The Supreme Court ruled that a town in upstate New York may begin its public meetings with a prayer from a “chaplain of the month,” the New York Times reports.
Justice Anthony M. Kennedy, writing for the majority in the 5-to-4 decision, said “ceremonial prayer is but a recognition that, since this nation was founded and until the present day, many Americans deem that their own existence must be understood by precepts far beyond that authority of government to alter or define.”
Rep. Bennie Thompson (D-MS) called Supreme Court Justice Clarence Thomas an “Uncle Tom,” adding that “it’s almost to the point saying this man doesn’t like black people, he doesn’t like being black,” The Week reports.
Thompson explained that every decision Thomas has signed on to at the court has “been adverse to the minority community, and the people I represent have a real issue with an African American not being sensible to those issues.”
“With the Supreme Court’s term winding down and Republicans’ midterm election prospects on the rise, some liberal legal advocates want Justice Ruth Bader Ginsburg to retire this summer. That way, President Obama can appoint a like-minded successor while the Senate is still under Democratic control,” Roll Call reports.
“A splintered Supreme Court voted 6-2 that states may end racial preferences without violating the U.S. Constitution,” the Wall Street Journal reports.
“The case came from Michigan, which in 2006 passed a voter initiative ending racial preferences. A federal appeals court had struck down the measure, finding that it served to disadvantage minorities in the political process.”
“Justice Anthony Kennedy, writing for a plurality, said that the case wasn’t about resolving the debate over affirmative action, but rather ‘who may resolve it.’ He wrote the Constitution doesn’t forbid voters from ending the practice, which was instituted by officials at the University of Michigan and other state agencies.”
Former Supreme Court Justice John Paul Stevens said that Justice Ruth Bader Ginsburg “sought his advice on when she should retire, although he declined to weigh in on the matter publicly,” the Huffington Post reports.
Said Stevens: “I’d say she doesn’t need my advice, she really doesn’t. She did ask my advice.”
“Perhaps you should revolt.”
— Supreme Court Justice Antonin Scalia, quoted by the Knoxville News Sentinel, to a law school student who questioned the constitutionality of the federal income tax.
David Hawkings: “The Supreme Court has made pretty clear that putting your money where your mouth is deserves broad protection as a form of free political speech. The justices are about to consider whether outright lying in a campaign deserves a similar First Amendment shield.”
“The court’s recent decisions easing the flow of generous campaign contributions already shifted the electoral landscape. If the court finds that even the most patently outrageous statements about candidates may not be barred by law, those two decisions combined could expand the rhetorical battlefield of the midterm elections and raise the attack ad volume as never before.”

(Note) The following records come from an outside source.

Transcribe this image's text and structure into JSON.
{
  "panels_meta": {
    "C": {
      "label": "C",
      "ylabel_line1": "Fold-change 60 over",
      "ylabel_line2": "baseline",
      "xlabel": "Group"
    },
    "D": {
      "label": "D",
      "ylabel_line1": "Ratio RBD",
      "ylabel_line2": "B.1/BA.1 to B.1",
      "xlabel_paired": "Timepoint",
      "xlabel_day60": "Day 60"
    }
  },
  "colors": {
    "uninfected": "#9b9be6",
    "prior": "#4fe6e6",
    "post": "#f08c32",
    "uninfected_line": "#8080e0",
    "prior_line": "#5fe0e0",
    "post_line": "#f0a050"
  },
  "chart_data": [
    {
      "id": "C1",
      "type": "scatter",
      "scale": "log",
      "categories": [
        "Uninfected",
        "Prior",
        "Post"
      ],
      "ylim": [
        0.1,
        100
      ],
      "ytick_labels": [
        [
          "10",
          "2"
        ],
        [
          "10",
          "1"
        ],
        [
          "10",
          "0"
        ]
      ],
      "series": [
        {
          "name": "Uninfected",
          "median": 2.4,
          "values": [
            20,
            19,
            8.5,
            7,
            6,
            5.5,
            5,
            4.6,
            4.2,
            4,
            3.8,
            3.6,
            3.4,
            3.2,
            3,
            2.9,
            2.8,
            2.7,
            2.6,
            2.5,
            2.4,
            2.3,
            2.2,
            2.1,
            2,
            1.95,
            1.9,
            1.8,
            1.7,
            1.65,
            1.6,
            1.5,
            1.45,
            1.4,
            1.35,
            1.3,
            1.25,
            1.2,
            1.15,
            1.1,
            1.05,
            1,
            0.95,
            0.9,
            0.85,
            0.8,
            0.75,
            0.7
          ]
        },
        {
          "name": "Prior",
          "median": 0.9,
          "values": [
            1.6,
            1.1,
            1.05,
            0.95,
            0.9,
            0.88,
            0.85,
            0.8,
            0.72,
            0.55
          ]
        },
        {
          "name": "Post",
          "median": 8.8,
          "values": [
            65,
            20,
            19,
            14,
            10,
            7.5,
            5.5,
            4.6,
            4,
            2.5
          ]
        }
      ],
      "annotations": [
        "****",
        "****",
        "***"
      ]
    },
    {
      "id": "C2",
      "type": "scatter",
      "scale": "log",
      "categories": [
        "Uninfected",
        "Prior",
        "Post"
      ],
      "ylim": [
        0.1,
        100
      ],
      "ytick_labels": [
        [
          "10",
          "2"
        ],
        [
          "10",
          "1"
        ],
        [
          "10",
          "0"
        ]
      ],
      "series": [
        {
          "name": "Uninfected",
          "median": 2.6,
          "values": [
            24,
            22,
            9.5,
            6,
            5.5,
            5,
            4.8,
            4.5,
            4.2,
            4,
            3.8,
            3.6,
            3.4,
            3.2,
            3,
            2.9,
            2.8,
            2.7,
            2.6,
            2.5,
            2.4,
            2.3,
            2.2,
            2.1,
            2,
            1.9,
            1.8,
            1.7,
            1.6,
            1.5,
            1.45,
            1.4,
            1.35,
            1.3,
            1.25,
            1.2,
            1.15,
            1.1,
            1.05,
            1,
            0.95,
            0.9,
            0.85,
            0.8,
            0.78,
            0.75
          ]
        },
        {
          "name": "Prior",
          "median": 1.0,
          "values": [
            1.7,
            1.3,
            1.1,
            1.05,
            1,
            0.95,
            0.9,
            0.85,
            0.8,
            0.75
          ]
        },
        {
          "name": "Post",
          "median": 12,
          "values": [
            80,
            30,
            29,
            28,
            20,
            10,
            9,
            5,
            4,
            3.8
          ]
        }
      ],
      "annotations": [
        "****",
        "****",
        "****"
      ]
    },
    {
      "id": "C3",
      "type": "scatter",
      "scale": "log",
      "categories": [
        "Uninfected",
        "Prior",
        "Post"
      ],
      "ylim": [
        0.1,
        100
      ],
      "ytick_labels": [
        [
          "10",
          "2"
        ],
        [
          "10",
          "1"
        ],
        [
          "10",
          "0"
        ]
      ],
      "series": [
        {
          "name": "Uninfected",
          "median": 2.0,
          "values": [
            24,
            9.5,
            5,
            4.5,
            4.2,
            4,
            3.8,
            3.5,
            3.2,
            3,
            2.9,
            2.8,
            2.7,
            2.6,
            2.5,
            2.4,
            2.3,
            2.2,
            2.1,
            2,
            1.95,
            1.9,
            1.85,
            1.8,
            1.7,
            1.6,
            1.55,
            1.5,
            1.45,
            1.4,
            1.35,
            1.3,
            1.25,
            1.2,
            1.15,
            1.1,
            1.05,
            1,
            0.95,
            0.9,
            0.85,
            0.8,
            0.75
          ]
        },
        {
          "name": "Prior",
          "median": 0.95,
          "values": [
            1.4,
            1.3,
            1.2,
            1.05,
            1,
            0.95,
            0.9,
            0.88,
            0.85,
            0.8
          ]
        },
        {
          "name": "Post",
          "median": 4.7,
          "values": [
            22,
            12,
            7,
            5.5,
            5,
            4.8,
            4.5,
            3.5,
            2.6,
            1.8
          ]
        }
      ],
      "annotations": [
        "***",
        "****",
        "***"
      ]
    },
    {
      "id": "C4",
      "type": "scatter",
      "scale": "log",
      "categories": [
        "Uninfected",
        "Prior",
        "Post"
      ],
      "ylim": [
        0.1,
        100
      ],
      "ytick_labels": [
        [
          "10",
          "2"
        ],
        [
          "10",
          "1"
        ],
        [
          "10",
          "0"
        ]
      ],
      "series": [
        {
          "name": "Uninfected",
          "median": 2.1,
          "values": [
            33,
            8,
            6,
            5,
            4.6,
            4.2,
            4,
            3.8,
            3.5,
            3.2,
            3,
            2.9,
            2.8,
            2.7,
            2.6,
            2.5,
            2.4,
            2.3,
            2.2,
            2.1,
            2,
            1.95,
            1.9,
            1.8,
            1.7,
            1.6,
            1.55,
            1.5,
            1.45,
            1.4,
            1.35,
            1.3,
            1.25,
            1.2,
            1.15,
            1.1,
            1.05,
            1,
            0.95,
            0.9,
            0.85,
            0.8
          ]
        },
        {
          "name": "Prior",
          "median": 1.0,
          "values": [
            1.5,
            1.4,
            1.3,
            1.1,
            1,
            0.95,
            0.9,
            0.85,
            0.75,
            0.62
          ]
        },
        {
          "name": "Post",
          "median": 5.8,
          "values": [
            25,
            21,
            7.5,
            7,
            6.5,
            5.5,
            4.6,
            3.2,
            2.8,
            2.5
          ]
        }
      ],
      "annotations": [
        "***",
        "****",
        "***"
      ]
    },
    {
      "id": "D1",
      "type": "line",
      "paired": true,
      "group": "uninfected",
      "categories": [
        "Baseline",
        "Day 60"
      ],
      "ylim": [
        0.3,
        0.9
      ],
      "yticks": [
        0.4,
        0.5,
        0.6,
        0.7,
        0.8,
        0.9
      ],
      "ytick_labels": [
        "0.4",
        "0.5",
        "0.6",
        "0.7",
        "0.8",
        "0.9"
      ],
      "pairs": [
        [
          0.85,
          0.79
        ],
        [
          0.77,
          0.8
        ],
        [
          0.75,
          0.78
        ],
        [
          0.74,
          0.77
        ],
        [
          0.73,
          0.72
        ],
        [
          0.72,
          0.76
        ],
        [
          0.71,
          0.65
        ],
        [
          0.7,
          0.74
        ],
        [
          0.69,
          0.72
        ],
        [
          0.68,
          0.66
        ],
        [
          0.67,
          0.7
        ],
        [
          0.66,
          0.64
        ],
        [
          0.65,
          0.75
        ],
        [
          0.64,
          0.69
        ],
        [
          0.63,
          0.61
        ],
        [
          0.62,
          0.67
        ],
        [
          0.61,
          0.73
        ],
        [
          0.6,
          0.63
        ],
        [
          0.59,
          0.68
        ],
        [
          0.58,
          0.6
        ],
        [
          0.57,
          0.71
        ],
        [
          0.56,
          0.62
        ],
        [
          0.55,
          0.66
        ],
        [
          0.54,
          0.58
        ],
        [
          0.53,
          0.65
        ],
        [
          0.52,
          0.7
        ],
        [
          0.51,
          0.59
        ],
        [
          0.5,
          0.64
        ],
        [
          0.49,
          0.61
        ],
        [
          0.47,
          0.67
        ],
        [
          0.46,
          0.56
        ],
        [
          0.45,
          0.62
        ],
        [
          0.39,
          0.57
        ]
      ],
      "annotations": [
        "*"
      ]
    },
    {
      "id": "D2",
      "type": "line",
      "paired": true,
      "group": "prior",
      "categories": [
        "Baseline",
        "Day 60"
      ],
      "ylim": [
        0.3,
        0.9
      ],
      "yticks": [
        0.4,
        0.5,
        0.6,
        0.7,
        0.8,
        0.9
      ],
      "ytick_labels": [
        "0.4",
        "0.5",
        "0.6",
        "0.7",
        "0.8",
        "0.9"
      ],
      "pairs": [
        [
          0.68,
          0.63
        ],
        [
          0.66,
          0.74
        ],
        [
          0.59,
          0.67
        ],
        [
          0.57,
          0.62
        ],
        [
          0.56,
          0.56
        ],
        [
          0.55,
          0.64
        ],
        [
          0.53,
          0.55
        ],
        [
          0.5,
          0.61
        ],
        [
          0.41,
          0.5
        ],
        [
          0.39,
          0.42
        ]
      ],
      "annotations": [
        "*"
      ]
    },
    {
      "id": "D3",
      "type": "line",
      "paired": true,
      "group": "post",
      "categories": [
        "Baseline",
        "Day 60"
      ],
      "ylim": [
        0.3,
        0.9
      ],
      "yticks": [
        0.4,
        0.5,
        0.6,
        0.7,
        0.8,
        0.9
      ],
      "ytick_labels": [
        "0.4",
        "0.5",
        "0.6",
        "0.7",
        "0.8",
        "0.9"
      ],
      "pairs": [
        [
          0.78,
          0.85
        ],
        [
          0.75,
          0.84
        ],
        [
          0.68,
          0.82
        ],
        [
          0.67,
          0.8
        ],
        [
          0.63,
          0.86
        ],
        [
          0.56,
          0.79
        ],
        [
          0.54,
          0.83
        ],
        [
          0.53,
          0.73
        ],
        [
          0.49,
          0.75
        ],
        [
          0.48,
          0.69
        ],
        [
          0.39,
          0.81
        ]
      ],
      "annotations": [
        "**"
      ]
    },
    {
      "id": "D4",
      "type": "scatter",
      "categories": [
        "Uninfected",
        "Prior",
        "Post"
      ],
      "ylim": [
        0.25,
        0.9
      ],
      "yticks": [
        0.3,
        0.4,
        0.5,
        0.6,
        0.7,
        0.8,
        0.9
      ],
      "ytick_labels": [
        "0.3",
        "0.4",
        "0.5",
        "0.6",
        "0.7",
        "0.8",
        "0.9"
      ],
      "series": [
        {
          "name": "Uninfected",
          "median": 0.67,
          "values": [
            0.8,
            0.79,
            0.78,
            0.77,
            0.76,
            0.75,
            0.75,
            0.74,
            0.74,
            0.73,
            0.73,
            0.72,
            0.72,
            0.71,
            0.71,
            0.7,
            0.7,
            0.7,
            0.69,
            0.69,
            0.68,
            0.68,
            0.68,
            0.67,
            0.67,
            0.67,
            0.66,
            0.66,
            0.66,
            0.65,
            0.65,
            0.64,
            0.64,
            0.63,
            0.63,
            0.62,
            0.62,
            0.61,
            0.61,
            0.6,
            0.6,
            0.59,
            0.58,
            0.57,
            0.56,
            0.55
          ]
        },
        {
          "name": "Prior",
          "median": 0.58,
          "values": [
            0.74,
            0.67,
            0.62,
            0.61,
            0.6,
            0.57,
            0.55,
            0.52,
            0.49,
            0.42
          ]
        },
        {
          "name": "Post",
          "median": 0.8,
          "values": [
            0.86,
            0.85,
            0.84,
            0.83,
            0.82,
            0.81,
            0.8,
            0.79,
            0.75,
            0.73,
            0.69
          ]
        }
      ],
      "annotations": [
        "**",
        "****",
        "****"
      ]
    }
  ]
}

Jonathan Chait: “It may seem implausible that Republicans would simply refuse to allow Obama to appoint any justice to such a vacancy. That is only because things that haven’t happened before are hard to imagine. But such a confrontation is not only a logical outcome but the most logical outcome. Voting to flip the Supreme Court would be, if not a political death warrant for a Republican Senator, then certainly taking one’s political life into one’s own hands. Politicians do not like political death warrants — certainly not for the benefit of the opposing party’s agenda.”
“The modern pattern in American politics is that tactics that are legally available, but never used for reasons of custom, eventually become used. The modern pattern is also that the Republican Party, which is the most ideologically cohesive and disciplined party, leads the way.”